How to Choose Your Next Art Project

By Carrie Lewis in Art Business Advice > General Art Advice

A lot of art-related articles encourage us to finish what we start. I’ve even written some of them!

It’s a valid topic and one we need to be reminded of regularly. But before we can finish something, we have to begin. . . and sometimes choosing your next art project can be as difficult as finishing one.

So how do you decide if the next subject is really worth drawing? Here are a few things that work for me:

1. Are you getting paid for it?

I’ve been a commission artist for over 40 years. Clients choose the subject and, in many cases, how they want it created. Sometimes they even choose the medium and the reference photos. I usually have the freedom to design the artwork (like the one below) but the client has the last say in the how to the final piece looks.

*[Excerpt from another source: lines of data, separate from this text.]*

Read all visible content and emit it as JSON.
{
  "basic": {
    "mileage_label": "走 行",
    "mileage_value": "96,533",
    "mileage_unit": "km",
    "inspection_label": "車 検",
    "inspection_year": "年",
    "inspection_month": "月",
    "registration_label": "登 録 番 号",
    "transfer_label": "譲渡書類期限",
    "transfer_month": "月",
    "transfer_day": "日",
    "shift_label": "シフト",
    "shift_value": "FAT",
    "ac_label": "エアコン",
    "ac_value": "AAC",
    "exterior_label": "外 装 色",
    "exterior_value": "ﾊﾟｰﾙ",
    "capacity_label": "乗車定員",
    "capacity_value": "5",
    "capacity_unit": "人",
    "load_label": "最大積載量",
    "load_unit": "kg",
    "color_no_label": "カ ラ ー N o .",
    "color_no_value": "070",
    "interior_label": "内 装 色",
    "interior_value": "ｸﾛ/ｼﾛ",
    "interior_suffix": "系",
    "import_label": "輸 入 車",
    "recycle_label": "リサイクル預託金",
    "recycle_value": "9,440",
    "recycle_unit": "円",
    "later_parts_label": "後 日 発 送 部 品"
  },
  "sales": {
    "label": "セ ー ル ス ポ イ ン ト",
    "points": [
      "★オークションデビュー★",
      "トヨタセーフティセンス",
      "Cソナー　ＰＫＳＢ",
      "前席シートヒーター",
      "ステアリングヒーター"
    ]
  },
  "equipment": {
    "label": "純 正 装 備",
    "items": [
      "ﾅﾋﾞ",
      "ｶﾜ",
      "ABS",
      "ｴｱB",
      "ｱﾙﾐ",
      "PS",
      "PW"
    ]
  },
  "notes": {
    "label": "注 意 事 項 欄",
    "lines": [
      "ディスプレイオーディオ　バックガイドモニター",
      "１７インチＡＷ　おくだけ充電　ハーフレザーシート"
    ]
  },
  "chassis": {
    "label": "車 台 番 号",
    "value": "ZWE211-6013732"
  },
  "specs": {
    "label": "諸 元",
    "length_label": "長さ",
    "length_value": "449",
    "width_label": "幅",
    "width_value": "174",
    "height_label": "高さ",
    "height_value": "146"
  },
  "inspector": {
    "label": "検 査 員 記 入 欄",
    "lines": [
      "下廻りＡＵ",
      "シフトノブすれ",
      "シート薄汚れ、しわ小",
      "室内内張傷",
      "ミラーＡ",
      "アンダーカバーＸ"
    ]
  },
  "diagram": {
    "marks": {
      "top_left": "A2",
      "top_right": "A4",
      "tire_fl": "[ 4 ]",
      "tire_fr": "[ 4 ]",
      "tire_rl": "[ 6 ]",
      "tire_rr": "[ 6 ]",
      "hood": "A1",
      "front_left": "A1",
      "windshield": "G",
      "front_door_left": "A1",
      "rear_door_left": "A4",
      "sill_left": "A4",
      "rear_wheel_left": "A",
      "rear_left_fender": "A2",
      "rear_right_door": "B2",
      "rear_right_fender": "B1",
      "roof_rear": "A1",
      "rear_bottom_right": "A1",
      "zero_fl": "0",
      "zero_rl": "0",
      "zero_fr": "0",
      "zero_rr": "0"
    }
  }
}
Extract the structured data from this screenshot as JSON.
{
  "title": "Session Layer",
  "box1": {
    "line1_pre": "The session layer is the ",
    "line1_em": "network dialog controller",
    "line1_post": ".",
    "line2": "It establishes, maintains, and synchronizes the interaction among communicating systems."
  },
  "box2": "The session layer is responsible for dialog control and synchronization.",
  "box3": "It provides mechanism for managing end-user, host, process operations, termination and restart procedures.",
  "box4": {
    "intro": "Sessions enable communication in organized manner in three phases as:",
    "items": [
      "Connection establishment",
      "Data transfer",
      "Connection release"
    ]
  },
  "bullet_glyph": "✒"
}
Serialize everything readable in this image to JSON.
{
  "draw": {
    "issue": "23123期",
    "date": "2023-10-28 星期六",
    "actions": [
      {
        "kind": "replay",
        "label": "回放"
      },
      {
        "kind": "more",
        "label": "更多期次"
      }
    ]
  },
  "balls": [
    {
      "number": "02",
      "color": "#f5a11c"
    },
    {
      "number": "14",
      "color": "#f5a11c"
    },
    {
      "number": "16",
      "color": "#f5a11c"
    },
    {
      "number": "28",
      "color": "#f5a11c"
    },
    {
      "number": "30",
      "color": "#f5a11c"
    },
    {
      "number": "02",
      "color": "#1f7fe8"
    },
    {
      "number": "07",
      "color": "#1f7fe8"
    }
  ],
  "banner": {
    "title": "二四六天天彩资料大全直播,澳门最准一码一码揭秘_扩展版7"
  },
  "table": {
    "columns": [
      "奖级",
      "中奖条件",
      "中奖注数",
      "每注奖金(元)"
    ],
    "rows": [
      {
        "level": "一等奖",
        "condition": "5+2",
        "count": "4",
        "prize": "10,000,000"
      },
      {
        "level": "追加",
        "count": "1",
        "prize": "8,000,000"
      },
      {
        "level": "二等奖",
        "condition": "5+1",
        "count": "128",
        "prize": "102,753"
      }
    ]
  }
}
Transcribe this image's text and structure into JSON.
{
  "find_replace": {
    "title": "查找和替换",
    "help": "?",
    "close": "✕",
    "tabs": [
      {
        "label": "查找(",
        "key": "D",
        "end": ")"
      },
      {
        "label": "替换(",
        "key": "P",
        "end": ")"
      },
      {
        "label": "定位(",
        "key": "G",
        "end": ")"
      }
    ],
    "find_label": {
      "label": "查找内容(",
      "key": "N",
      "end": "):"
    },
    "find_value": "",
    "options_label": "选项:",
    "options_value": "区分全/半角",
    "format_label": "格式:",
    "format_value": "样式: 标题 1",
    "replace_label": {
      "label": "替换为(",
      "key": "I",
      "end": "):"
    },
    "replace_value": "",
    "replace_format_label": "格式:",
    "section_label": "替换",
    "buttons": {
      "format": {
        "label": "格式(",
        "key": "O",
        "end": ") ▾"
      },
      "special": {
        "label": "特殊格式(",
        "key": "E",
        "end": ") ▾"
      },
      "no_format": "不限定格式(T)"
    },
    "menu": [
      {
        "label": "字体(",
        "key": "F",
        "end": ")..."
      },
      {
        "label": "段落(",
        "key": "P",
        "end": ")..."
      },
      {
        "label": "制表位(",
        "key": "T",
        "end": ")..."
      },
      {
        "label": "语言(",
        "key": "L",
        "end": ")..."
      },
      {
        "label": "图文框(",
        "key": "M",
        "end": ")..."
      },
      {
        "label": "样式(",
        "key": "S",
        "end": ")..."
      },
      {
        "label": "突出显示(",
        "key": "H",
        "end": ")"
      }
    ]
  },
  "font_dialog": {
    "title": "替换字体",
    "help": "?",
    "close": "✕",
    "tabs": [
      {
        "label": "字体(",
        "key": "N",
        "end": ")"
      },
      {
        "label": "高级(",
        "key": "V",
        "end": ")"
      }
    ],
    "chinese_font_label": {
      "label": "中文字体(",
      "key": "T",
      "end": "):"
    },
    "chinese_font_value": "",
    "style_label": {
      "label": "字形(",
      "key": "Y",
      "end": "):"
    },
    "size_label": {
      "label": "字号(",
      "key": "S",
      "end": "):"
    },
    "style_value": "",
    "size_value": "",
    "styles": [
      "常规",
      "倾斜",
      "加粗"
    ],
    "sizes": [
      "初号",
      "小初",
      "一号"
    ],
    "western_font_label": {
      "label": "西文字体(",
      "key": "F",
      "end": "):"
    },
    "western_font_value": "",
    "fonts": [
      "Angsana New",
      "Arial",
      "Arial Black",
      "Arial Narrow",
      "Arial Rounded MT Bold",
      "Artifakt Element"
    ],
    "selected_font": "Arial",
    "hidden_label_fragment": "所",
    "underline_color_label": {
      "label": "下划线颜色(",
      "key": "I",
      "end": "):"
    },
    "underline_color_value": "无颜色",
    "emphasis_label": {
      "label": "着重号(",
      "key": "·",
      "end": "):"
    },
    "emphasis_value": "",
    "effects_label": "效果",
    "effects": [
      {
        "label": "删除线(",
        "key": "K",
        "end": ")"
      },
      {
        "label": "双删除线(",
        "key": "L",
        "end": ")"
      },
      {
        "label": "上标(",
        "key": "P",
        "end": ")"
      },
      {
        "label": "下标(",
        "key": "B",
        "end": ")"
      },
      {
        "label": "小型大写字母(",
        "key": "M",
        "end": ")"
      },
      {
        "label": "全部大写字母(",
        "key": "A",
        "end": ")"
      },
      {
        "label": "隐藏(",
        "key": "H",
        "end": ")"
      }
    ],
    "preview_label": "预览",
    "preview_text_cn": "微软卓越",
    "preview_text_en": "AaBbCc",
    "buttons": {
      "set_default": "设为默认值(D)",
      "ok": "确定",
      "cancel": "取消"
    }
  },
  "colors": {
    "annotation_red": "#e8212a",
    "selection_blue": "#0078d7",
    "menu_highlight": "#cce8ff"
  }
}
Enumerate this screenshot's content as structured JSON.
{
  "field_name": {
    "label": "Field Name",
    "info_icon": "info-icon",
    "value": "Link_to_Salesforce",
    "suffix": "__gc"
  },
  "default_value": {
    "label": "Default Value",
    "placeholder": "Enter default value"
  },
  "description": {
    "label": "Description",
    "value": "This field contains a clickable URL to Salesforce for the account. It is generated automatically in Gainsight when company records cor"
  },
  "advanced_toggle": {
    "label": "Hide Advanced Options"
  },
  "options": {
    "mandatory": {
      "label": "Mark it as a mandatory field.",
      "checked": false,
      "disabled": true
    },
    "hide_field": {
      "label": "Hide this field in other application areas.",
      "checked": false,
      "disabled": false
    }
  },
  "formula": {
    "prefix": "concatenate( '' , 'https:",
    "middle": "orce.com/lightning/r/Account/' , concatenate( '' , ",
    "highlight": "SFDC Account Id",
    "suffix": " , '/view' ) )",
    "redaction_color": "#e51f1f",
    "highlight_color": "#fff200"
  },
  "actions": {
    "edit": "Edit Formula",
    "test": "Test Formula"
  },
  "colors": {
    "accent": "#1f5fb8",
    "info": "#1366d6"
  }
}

Art project featuring a horse and racing carriage

I often have no emotional connection to the subject (unless I took the reference photos myself) beyond wanting to satisfy the client by creating the best work I can. But at the end of the day, if you’re getting paid to create something, that’s probably the easiest reason to choose your next project.

2. Look for an inspiring scene

I often turn to photographs of favorite places when I’m looking for my next project. This is especially true of landscapes, but also involves horses and other subjects. Many of the places I’ve lived and visited are favorite photography subjects, so it’s natural to browse those images whenever I’m stuck for a new art piece.

Painting of two horses in a field

If you, too, collect photographic images you’ve taken, don’t forget that you can combine images or change them. . . you don’t have to duplicate the photograph exactly. The reference photo for the drawing above showed the horses grazing in grass that was late-summer brown. There was also a fence-line, some bulls (one on each side of the fence looking at each other) and a few other horses.

So look for ways to improve on photographs instead of looking for the ideal image.

3.  Create a comparison piece

Sometimes, when I’m looking for a new project, I turn to an old project. Maybe there’s a piece I liked when I first did it, but now I know I can do better.

If you’re feeling discouraged about your work and/or your progress in your favorite medium, nothing is more likely to raise your spirits than revisiting a subject.

Two side-by-side drawings of the same subject, showing how the artist improved

4. Think of your favorite subjects. . .

For most of my artistic life, my favorite subjects were horses, of all types and colors. My commission business was built on horse portraits.

More recently, landscapes have also become favorite topics, and my all-time favorite landscapes are in the Flint Hills of Kansas. Lately, I’ve also become fascinated with trees.

So whenever I’m looking for new projects, I look first to the countless horse and landscape photos I’ve taken over the years or step outside. I even keep a folder labeled “Potential Projects.” Whenever I take pictures, I copy my favorite images into this folder.

NOTE: If you’re an artist and you’re not continually taking photographs, you’re depriving yourself of a major source of reference material. Make a habit of taking photos whenever you can!

An inspiration photograph of a road leading into the Flint Hills

Sometimes, I just step outside and look at the trees for the next sketch or plein air drawing.

5. Consider ordinary subjects in unusual lighting

Sometimes it’s not the subject itself that’s of interest, but the lighting. Unusual lighting can turn an ordinary subject into something unique. Street lights, moonlight, Christmas lights, and candles can all provide a little bit of zest to any subject.

Glowing street lamps on a snowy winter street

6. Set yourself a challenge

Sometimes what I’m looking for isn’t just the next drawing; it’s a challenge. Something that pushes me creatively. That might be a brand new subject, or it could be a new drawing surface, pencil or blending tool.

Landscape on sanded art paper

Sanded art paper was this kind of challenge for me, and the small drawing above was my first experimentation with colored pencils on sanded paper.

7. Choose something that’s fun

Sometimes, the best reason to make art is to have fun. Maybe I have a new medium or have learned a new trick and need to try it out. Or I have a weird idea I want to test.

Perhaps there’s just a scrap of paper that needs something colorful on it.

An art project created just for the fun of it

No, most of these pieces are not masterpieces, but deciding on the subject for your next masterpiece would be an entirely different discussion. Besides, I never know when a playful or fun piece might not turn into a masterpiece.

I’m guessing you don’t either.

8. Find a project you’ve never done before

This happens all the time, but the sad truth is that I don’t always follow through on these things. For example, the next thing I want to try is something I’ve never done before, ever: A self portrait.

Will that happen? I don’t know, but I have sorted out three or four possible reference photos and I am intrigued by the possibilities. Even if a self portrait doesn’t happen any time soon, just considering the idea is another good way to find the right next project.

However you choose your next art project, the most important thing is that you choose something. Quick sketch, small study, plein air painting, or studio masterpiece, choose a subject and get started!